Dealing with the “Four Horsemen of the Apocalypse”
These four behaviors can impact relationships over time, but a single issue usually won’t end your marriage.
However, if multiple predictors persistently damage your relationship, seeking a couples therapist might be necessary.
An unhealthy relationship can seriously affect your health, so it’s important to address these issues.
The Gottmans’ research shows that each of the four divorce predictors can be managed with specific strategies, per Verywell Mind.
1. Defensiveness
When you feel defensive, moving from avoiding blame to accepting responsibility is important. This shift can help resolve the issue more effectively.

2. Contempt
The Gottmans suggest that by focusing on your partner’s positive traits, you can lessen feelings of contempt. Instead of dwelling on what frustrates you, focus on the qualities you appreciate and value in them.
3. Criticism
The Gottman Institute suggests that conflicts are easier to resolve when you start discussions gently. Instead of launching into complaints or criticisms, begin with a softer approach. Research shows that how a conflict begins, particularly in the first three minutes, can predict whether a couple might face divorce.
4. Stonewalling
This behavior often comes from a desire to avoid anxiety or stress. To address this, learning self-soothing techniques such as grounding, visualization, deep breathing, and positive thinking can effectively reduce anxiety.
Effectively managing difficult behaviors in a relationship requires specific strategies. After an argument, it’s important to take responsibility for your role in the conflict and consider what changes you can make.
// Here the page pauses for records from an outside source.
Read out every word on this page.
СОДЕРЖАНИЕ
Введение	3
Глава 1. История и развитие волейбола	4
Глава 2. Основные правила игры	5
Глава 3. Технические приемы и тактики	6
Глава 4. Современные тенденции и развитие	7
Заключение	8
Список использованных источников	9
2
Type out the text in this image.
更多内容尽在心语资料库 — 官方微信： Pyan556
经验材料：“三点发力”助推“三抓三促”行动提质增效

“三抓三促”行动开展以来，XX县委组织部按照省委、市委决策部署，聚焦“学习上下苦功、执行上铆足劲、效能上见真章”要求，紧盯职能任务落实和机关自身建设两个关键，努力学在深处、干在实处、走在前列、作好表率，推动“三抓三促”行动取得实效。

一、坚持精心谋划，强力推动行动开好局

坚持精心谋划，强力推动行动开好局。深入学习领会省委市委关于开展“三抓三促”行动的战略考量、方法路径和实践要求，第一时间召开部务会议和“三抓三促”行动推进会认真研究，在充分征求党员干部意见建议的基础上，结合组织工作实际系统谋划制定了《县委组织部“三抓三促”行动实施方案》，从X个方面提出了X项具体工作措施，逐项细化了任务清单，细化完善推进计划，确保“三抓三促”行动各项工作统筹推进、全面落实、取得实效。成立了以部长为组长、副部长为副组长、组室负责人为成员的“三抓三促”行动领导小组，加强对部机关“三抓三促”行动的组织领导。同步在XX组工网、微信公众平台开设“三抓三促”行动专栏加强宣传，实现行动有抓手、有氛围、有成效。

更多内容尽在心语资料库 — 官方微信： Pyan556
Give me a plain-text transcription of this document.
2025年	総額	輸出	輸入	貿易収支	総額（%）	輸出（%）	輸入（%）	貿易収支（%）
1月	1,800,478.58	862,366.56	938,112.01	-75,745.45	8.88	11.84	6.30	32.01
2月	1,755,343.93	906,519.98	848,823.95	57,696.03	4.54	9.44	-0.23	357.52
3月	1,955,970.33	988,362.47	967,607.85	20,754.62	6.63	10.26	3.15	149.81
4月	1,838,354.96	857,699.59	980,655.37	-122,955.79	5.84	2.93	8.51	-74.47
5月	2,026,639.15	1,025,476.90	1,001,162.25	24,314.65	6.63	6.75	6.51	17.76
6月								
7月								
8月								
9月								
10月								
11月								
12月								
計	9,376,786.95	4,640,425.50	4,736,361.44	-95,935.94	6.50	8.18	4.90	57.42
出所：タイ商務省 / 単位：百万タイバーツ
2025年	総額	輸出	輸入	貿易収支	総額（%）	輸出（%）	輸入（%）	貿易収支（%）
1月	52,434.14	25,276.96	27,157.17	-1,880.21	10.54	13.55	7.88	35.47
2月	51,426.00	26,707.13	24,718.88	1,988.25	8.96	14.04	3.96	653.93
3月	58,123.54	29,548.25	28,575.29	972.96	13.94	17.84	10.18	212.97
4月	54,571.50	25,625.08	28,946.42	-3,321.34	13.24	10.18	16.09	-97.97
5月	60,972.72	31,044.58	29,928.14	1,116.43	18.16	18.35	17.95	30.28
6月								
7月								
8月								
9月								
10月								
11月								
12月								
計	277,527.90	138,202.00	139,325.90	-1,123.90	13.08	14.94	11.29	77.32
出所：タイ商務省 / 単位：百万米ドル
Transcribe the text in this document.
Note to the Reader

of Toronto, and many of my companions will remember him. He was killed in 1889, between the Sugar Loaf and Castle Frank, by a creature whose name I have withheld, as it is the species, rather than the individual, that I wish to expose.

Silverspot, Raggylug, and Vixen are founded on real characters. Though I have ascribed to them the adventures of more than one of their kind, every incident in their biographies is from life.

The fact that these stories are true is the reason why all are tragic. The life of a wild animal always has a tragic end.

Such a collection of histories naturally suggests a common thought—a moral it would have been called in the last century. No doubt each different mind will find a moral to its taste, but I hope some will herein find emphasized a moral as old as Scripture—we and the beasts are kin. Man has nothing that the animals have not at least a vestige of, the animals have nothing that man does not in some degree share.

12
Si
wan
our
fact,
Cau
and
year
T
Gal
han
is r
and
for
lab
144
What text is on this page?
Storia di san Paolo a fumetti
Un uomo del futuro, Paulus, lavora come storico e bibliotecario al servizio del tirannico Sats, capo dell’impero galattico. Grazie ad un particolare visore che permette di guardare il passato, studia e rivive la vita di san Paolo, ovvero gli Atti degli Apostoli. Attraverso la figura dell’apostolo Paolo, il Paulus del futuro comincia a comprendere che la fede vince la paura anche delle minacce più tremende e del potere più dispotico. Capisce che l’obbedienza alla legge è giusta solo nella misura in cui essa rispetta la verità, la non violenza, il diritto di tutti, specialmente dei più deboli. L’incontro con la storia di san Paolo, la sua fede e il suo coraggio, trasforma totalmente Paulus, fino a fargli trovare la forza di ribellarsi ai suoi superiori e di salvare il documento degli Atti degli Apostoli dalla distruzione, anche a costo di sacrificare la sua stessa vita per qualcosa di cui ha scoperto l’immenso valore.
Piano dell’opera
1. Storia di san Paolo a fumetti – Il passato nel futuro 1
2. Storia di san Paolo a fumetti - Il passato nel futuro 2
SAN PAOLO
To ease tensions, focus on apologizing, showing understanding, or expressing concern rather than escalating the argument.

Negative interactions often create a cycle of reactions, but it is possible to break this pattern.
Also, take time to reflect on your emotions and identify deeper feelings. For example, check if anger is masking hurt. Understanding these emotions can be helpful.
While the Gottmans’ research offers useful advice, it may be time to consult a skilled marriage therapist if the “Four Horsemen of the Apocalypse” still affects your relationship.